The two of them are stunned into silence when they find out about the money, and then there’s lots of smiling and making out while fireworks explode, because the producers somehow figured out a way to turn this into Wuv, Twoo Wuv. Kim says she can’t believe she got the ultimate fairytale ending just because she liked a guy for his true self, and that it’s hard to find real connections in this day and age: “If I won anything, I won that.” Yeah, well, you’d be better off with a decent WiFi, frankly.
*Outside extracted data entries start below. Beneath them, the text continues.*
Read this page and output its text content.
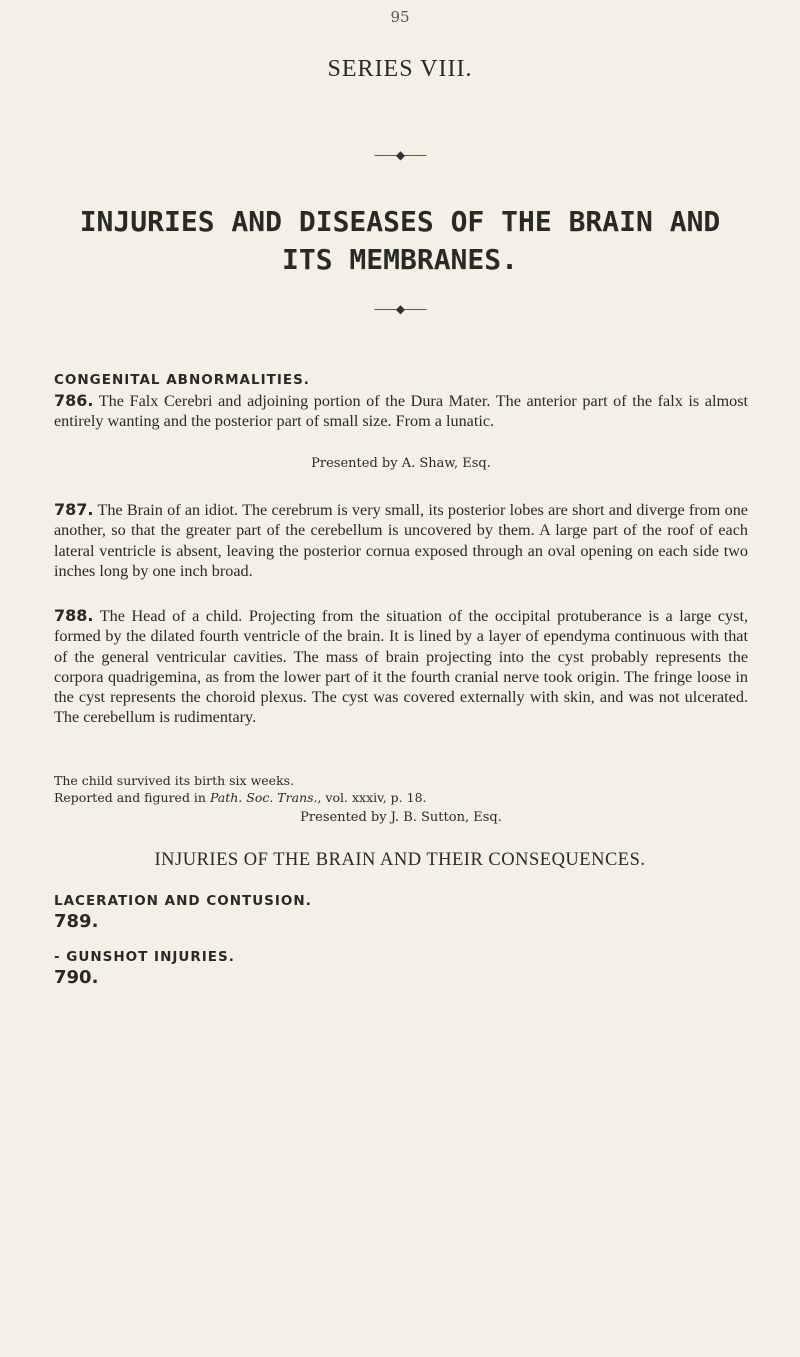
95
SERIES VIII.
——◆——
INJURIES AND DISEASES OF THE BRAIN AND
ITS MEMBRANES.
——◆——
CONGENITAL ABNORMALITIES.
786. The Falx Cerebri and adjoining portion of the Dura Mater. The anterior part of the falx is almost entirely wanting and the posterior part of small size. From a lunatic.
Presented by A. Shaw, Esq.
787. The Brain of an idiot. The cerebrum is very small, its posterior lobes are short and diverge from one another, so that the greater part of the cerebellum is uncovered by them. A large part of the roof of each lateral ventricle is absent, leaving the posterior cornua exposed through an oval opening on each side two inches long by one inch broad.
788. The Head of a child. Projecting from the situation of the occipital protuberance is a large cyst, formed by the dilated fourth ventricle of the brain. It is lined by a layer of ependyma continuous with that of the general ventricular cavities. The mass of brain projecting into the cyst probably represents the corpora quadrigemina, as from the lower part of it the fourth cranial nerve took origin. The fringe loose in the cyst represents the choroid plexus. The cyst was covered externally with skin, and was not ulcerated. The cerebellum is rudimentary.
The child survived its birth six weeks.
Reported and figured in Path. Soc. Trans., vol. xxxiv, p. 18.
Presented by J. B. Sutton, Esq.
INJURIES OF THE BRAIN AND THEIR CONSEQUENCES.
LACERATION AND CONTUSION.
789.
- GUNSHOT INJURIES.
790.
Although maybe not, because she did also win this:
A ride on Kelley’s Tandem Bike of Aborted Romantic Dreams, at which everyone laughs, because we might as well get one more thing at Kelley’s expense — which, for Matt, represents the last thing on this trip that he’ll get on another person’s dime. And Matt hops on the bike with Kimberly… IN HIS FLIP FLOPS. And so “Matt Hicks, Not Really Prince Harry,” rides out of my life on the same wave of sartorial agony on which he rode into it. PUT ON REAL SHOES TO ESCORT THE LADY YOU LIED TO OFF THE FANCY PROPERTY. ALSO YOU MIGHT LOSE A TOE. Also you will probably lose the lady. Google tells me that as of July they were still dating, but in that way where they hadn’t been allowed to see each other for confidentiality reasons and also he’s in London and she’s in New York and maybe they’ll do a booty call at some point but whatever. Oh, Kimberly. She’s probably never dated a guy who pretended to be a prince and then carried her away on a tandem bike in cheap white shower shoes and then basically let distance kill things. Maybe the next reality show should be her dating a guy who pretends to be Prince.
You’re right, Your Highness. Bad idea. As was this whole enterprise. For all the gems of casting, it was a HOT MESS, and now we need an actual good reality show to pick up on the great contestants from shitty ones — a couple of these girls, Shando from The Quest — and give them one more shot at immortality.